Poppy made an amazing recovery and was made available for adoption. She was trained by volunteers in basic manners , socialized to people and dogs, and received lots of love from staff and volunteers.
Dogs like Poppy can require care beyond that which the City budget is able to provide. Thanks to Friends of Animal Care & Control’s Emergency Medical Fund, ACC was able to get Poppy the treatment she needed and she was adopted into a loving home.
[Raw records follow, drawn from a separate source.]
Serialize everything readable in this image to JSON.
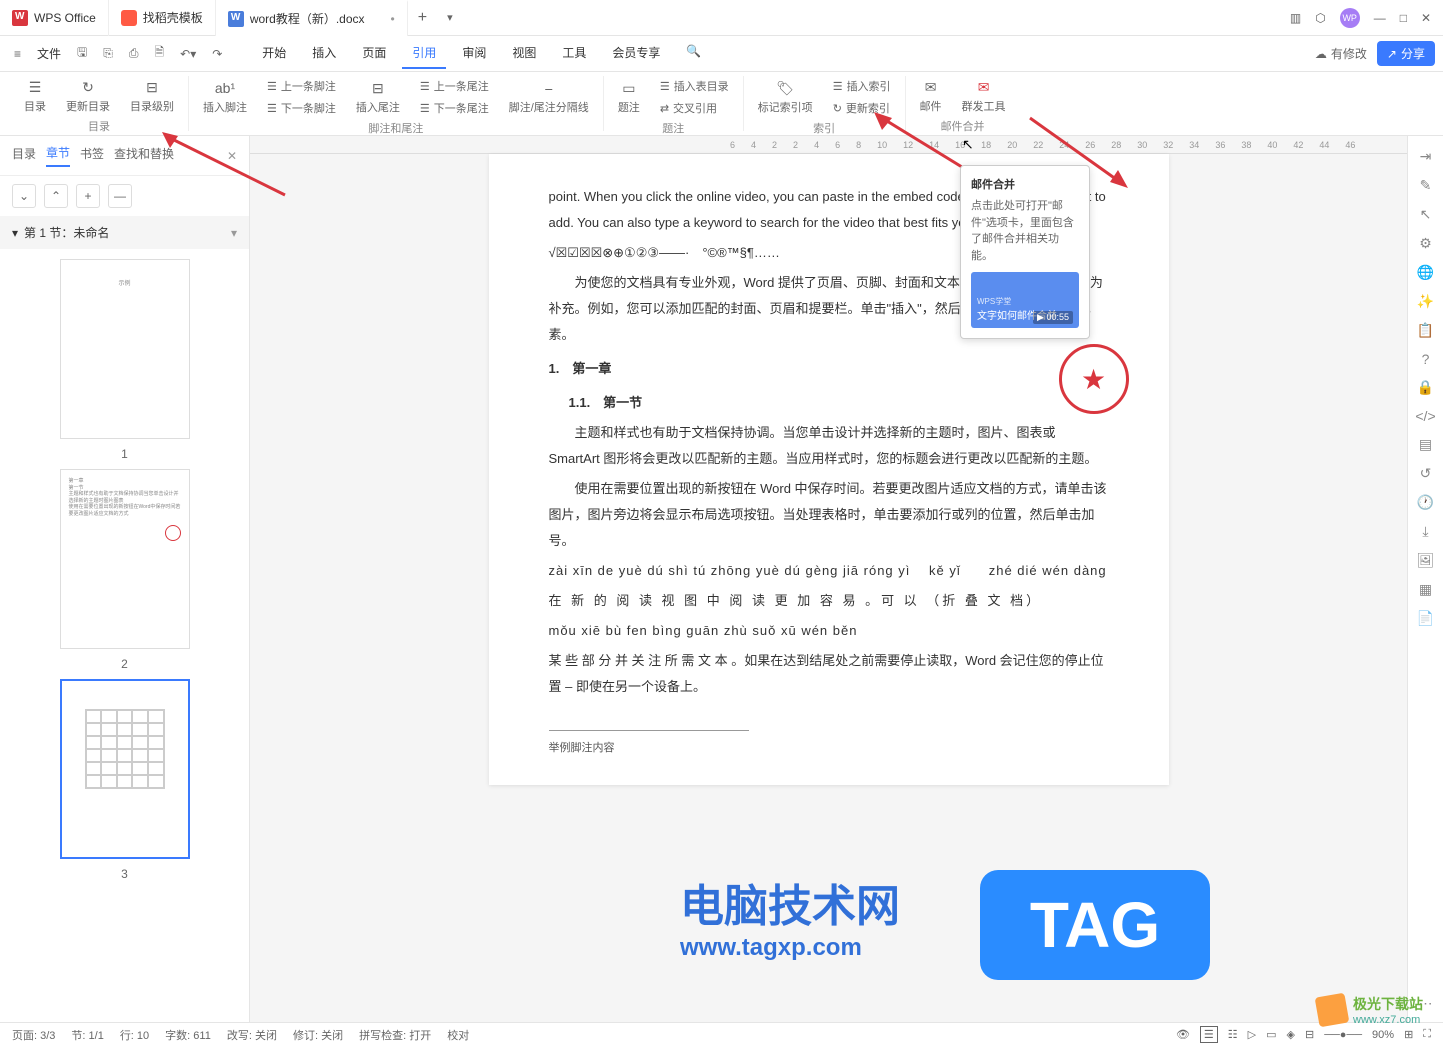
{
  "titlebar": {
    "app_name": "WPS Office",
    "template_tab": "找稻壳模板",
    "doc_tab": "word教程（新）.docx",
    "doc_dirty": "•"
  },
  "menubar": {
    "file": "文件",
    "tabs": {
      "start": "开始",
      "insert": "插入",
      "page": "页面",
      "cite": "引用",
      "review": "审阅",
      "view": "视图",
      "tools": "工具",
      "member": "会员专享"
    },
    "has_changes": "有修改",
    "share": "分享"
  },
  "ribbon": {
    "toc": "目录",
    "update_toc": "更新目录",
    "toc_level": "目录级别",
    "toc_group": "目录",
    "insert_footnote": "插入脚注",
    "prev_footnote": "上一条脚注",
    "next_footnote": "下一条脚注",
    "insert_endnote": "插入尾注",
    "prev_endnote": "上一条尾注",
    "next_endnote": "下一条尾注",
    "separator": "脚注/尾注分隔线",
    "footnote_group": "脚注和尾注",
    "caption": "题注",
    "insert_fig_toc": "插入表目录",
    "cross_ref": "交叉引用",
    "caption_group": "题注",
    "mark_index": "标记索引项",
    "insert_index": "插入索引",
    "update_index": "更新索引",
    "index_group": "索引",
    "mail": "邮件",
    "mass_tool": "群发工具",
    "mail_group": "邮件合并"
  },
  "sidebar": {
    "tabs": {
      "toc": "目录",
      "chapters": "章节",
      "bookmarks": "书签",
      "find_replace": "查找和替换"
    },
    "section_title": "第 1 节：未命名",
    "thumbs": [
      "1",
      "2",
      "3"
    ]
  },
  "ruler": [
    "6",
    "4",
    "2",
    "2",
    "4",
    "6",
    "8",
    "10",
    "12",
    "14",
    "16",
    "18",
    "20",
    "22",
    "24",
    "26",
    "28",
    "30",
    "32",
    "34",
    "36",
    "38",
    "40",
    "42",
    "44",
    "46"
  ],
  "doc": {
    "p1": "point. When you click the online video, you can paste in the embed code of the video you want to add. You can also type a keyword to search for the video that best fits your document.）",
    "symbols": "√☒☑☒☒⊗⊕①②③——·　°©®™§¶……",
    "p2": "　　为使您的文档具有专业外观，Word 提供了页眉、页脚、封面和文本框设计，这些设计可互为补充。例如，您可以添加匹配的封面、页眉和提要栏。单击\"插入\"，然后从不同库中选择所需元素。",
    "h1": "1.　第一章",
    "h2": "1.1.　第一节",
    "p3": "　　主题和样式也有助于文档保持协调。当您单击设计并选择新的主题时，图片、图表或 SmartArt 图形将会更改以匹配新的主题。当应用样式时，您的标题会进行更改以匹配新的主题。",
    "p4": "　　使用在需要位置出现的新按钮在 Word 中保存时间。若要更改图片适应文档的方式，请单击该图片，图片旁边将会显示布局选项按钮。当处理表格时，单击要添加行或列的位置，然后单击加号。",
    "pinyin1": "zài xīn de yuè dú shì tú zhōng yuè dú gèng jiā róng yì 　kě yǐ　　zhé dié wén dàng",
    "p5": "在 新 的 阅 读 视 图 中 阅 读 更 加 容 易 。可 以 （折 叠 文 档）",
    "pinyin2": "mǒu xiē bù fen bìng guān zhù suǒ xū wén běn",
    "p6": "某 些 部 分 并 关 注 所 需 文 本 。如果在达到结尾处之前需要停止读取，Word 会记住您的停止位置 – 即使在另一个设备上。",
    "footnote": "举例脚注内容"
  },
  "tooltip": {
    "title": "邮件合并",
    "desc": "点击此处可打开\"邮件\"选项卡，里面包含了邮件合并相关功能。",
    "video_label": "文字如何邮件合并",
    "video_tag": "WPS学堂",
    "video_time": "00:55"
  },
  "statusbar": {
    "page": "页面: 3/3",
    "section": "节: 1/1",
    "line": "行: 10",
    "words": "字数: 611",
    "track": "改写: 关闭",
    "revision": "修订: 关闭",
    "spell": "拼写检查: 打开",
    "proof": "校对",
    "zoom": "90%"
  },
  "watermarks": {
    "wm1_title": "电脑技术网",
    "wm1_sub": "www.tagxp.com",
    "wm2": "TAG",
    "wm3_text": "极光下载站",
    "wm3_url": "www.xz7.com"
  }
}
[Poppy (left) playing with her buddy Bo at ACC Poppy (left) playing with her buddy Bo at SFACC

Bruno—an ACC/Pet Camp Partnership

Bruno with Pet Camp staff

Bruno came to ACC with an injured leg—he’d been hit by a car twice—and through funding by Friends of SFACC, received surgery to repair it. However, the post-operative rehab he needed could not be provided by ACC resources. So Pet Camp, a San Francisco pet daycare and staycare facility,  rehabilitated (physically and socially) Bruno over a period of seven weeks staff embraced the challenge of giving him physical therapy (three times a day and a swim in a special therapy pool every other day) and lots of love. Shy, gentle Bruno came out of his shell and became a social butterfly who enjoys playtimes with other dogs, is compatible with cats, and has been given a 100% clean bill of health by the vet.
Bruno became a Pet Camp favorite camper over his seven-week stay. The Pet Camp staff not only loved and rehabilitated Bruno, they blogged about him on the Pet Camp website, showing his weekly progress and sharing his story through social media—creating adoption interest through this effort. He will be missed by his entourage at Pet Camp but they’re happy to have helped him on his way to his forever home.
The partnership between ACC and Pet Camp was made possible by a service-trade sponsorship through Friends of SFACC. Friends of SFACC offers sponsorship benefits each year at Pet Pride Day, usually in exchange for monetary payment but in this case, Pet Camp gave ACC their services, a very practical way to donate. Thank you Pet Camp for going above and beyond to help Bruno become the happy, healthy dog he is today.
Bruno was adopted by Christophter Cendak, who gave ACC an update the day after bringing him home:  “One day in the books and Bruno has settled in nicely. His sister, Stitch, is excited to have him around. We are so happy to have him in our pack. Everyone at the ACC was so nice and helpful. Thanks!!!”

Bruno with his new dad

Chile

Chile

Chile the conure was clearly happy to be reunited with his person, who came to ACC to look for him after he was lost for one day. The microchip clinic sponsored by Friends of SFACC enables S.F. residents to microchip their dog or cat, and has reunited many pets with their people over the years. A microchip or collar ID is the best way to identify pets if they are ever lost. Some pets (like Chile) cannot be microchipped so please remember to check SF Animal Care & Control when you find an animal or lose a pet—it’s a great day when animals get to go home again!

Gem

Gem

Gem is a poodle puppy who was found on the conveyor belt at the S.F. Recology sorting center. It’s truly a miracle that she survived, thanks to the quick reactions of Recology employees who rescued her from a sorting conveyor belt at the SF dump with seconds to spare. Gem was rushed to ACC and treated for her injuries. She then spent time recovering in a foster home before she was made available for adoption.
Gregory Foster and Arturo Pena, who saved Gem’s life, were later recognized by the S.F. Animal Control and Welfare Commission in a special ceremony in January, 2014 at City Hall. ACC staff and Gem were on hand to show their gratitude for the workers’ quick actions and compassionate care. ACC received over 200 applications from people across the country hoping to adopt Gem. A lottery was held and she was adopted by a lucky Recology employee, a happy ending for this cute little pup. We hope some of the folks who wanted to adopt Gem will come and adopt one of our other gems!